Other research gathered by Wake Forest School of Medicine published in JAMA shows a lack of connection between a person’s brain function when they are older and the amount of exercise that they get.
According to the study, “Among sedentary older adults, a 24-month moderate-intensity physical activity program compared with a health education program did not result in improvements in global or domain-specific cognitive function.”

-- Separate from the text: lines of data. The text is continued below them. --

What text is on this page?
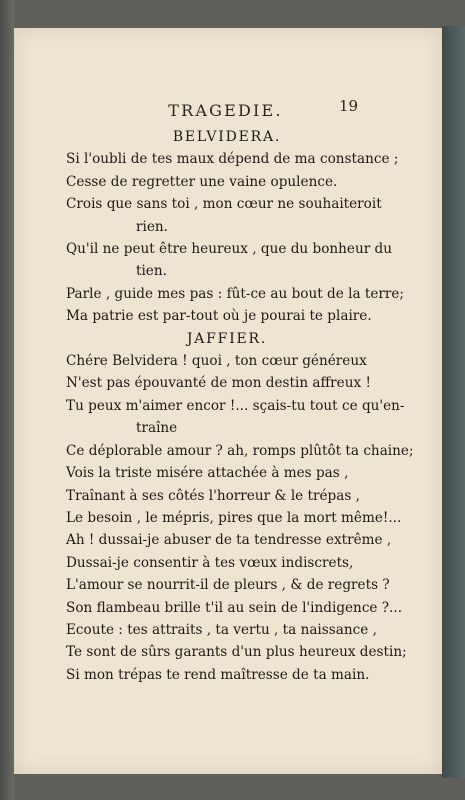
TRAGEDIE.	19
BELVIDERA.
Si l'oubli de tes maux dépend de ma constance ;
Cesse de regretter une vaine opulence.
Crois que sans toi , mon cœur ne souhaiteroit
rien.
Qu'il ne peut être heureux , que du bonheur du
tien.
Parle , guide mes pas : fût-ce au bout de la terre;
Ma patrie est par-tout où je pourai te plaire.
JAFFIER.
Chére Belvidera ! quoi , ton cœur généreux
N'est pas épouvanté de mon destin affreux !
Tu peux m'aimer encor !... sçais-tu tout ce qu'en-
traîne
Ce déplorable amour ? ah, romps plûtôt ta chaine;
Vois la triste misére attachée à mes pas ,
Traînant à ses côtés l'horreur & le trépas ,
Le besoin , le mépris, pires que la mort même!...
Ah ! dussai-je abuser de ta tendresse extrême ,
Dussai-je consentir à tes vœux indiscrets,
L'amour se nourrit-il de pleurs , & de regrets ?
Son flambeau brille t'il au sein de l'indigence ?...
Ecoute : tes attraits , ta vertu , ta naissance ,
Te sont de sûrs garants d'un plus heureux destin;
Si mon trépas te rend maîtresse de ta main.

This shows how, when a randomized group of older adults began to workout at a moderate pace, there was no change in their overall brain function. The question, however, remains regarding the amount of physical activity and intensity level overall. Perhaps, Kotelko’s level of intensity of daily workout was higher, and therefore her brain benefited later in life.
The question of the affects of physical activity on those who begin exercising earlier in life, and then continue to be active throughout their life span, also remains. Dr. Burznska, the assistant professor of human development at Colorado State University, explains to the New York Times the many factors that go into brain health and function.
“There are so many things that may impact brain aging,” Dr. Burzynska said, “and so much that we don’t yet understand about the process.”
However, according to the article, and the various other studies that Dr. Burznska has been a part of, there is a high likelihood that exercise allows our brains to age better, no matter when we decide to start exercising. Even if there is still research being done on the affect of exercise on your brain long term, there is evidence that exercise helps your brain functions short term. According to Women’s Health, getting your heart rate up can increase blood flow to the brain and in turn increase your memory.
Arthur Kramer, a professor of cognitive neuroscience at the University of Illinois told the site that examining the brain before and after fitness training shows an increase of brain volume in various areas. This creates a 10 percent to 15 percent improvement in memory.
Exercise, allows you to look and feel good, and chances are it also allows you to strengthen your brain function. No matter when you start, or how much you decide to workout, the benefits are endless.